Can multiple personal loans make sense?
There are certain situations where it makes sense to take out multiple personal loans. For example, if you already took out a personal loan to consolidate credit card debt, but you’re now facing unexpected expenses like auto repairs, it might make sense to apply for a second loan. Or, if you took out a personal loan for a large expense like a wedding, and you now need to cover the cost of home remodeling so you can sell your home at a higher value, it might make sense to take out another loan for that purpose. However, you should never borrow more than you can afford to pay back.
How to boost your chances of getting approved for a second loan
- Check your credit report. Before you apply, assess your chances of getting approved by looking at recent changes to your credit score.

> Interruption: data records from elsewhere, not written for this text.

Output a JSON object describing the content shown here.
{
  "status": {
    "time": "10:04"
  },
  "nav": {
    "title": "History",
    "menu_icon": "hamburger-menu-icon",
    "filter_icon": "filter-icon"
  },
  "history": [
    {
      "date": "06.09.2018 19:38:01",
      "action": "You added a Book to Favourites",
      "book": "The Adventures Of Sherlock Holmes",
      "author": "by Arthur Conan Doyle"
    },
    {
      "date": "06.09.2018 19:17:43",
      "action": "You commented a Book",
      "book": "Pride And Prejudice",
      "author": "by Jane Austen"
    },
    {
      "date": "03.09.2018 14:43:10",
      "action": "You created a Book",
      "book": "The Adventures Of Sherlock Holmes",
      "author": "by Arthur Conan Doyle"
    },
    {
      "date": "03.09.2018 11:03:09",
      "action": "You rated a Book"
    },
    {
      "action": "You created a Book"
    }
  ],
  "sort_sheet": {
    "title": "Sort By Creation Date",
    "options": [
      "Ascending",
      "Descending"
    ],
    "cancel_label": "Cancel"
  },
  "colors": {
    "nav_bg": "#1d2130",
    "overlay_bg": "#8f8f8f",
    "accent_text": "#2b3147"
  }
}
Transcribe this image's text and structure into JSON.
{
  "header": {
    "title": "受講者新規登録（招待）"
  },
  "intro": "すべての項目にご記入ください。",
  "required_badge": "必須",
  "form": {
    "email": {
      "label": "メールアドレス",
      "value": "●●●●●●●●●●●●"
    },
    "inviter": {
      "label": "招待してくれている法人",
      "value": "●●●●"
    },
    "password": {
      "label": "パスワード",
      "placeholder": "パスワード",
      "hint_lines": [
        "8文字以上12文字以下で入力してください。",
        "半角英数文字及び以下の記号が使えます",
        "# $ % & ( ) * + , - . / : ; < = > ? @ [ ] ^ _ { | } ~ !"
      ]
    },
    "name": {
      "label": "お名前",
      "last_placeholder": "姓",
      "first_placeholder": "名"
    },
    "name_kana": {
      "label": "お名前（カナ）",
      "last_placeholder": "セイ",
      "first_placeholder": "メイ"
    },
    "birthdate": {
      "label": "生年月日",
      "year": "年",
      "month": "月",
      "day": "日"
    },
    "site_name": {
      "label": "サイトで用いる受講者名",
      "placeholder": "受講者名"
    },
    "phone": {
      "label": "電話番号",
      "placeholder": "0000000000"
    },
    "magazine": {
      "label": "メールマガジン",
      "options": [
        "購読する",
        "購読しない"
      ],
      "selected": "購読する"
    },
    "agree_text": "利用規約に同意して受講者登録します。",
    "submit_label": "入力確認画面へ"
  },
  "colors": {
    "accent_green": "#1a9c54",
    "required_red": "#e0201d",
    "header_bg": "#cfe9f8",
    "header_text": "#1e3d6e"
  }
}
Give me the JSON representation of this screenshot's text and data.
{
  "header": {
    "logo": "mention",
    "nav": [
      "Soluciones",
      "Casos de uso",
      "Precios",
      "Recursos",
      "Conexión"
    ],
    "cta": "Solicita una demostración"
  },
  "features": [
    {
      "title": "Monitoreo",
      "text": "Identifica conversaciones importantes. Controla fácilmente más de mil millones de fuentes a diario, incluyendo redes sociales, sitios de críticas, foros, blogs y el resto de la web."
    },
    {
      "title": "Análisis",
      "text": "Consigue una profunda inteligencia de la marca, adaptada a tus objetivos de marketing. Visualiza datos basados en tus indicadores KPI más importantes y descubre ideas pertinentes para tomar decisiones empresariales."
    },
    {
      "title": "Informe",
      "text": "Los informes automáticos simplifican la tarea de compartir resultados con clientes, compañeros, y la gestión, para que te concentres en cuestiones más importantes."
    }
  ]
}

- Stay on top of your payments. Some lenders require a number of consecutive, on-time payments before you can be approved for a second loan. Even for those who don’t, a history of on-time payments will help your odds of approval.
- Pay off other debts. The more you can reduce your debt-to-income ratio, the better. Try paying off all your credit cards before applying for a second personal loan.
- Increase your income or keep it steady. At the very least, you should maintain a steady income. If you’re struggling to keep up with your expenses and pay off your debts, it might be a good idea to get a second job or side hustle to help you get back on track financially.
- Don’t overborrow. Calculate exactly how much money you need and how much you can afford to pay back, and don’t ask for too much.
- Consider a cosigner. If your credit score has dropped since you applied for your first loan, consider asking someone with excellent credit to cosign on a loan for you. You’ll get approved for a loan with a lower interest rate, which means you’ll be able to pay it back faster.
- Find the best lender for you. Some lenders focus on loans for specific purposes, some are geared toward people within a certain credit range and some others have specific requirements. Finding the lender that is the best fit for you will help you improve your approval odds.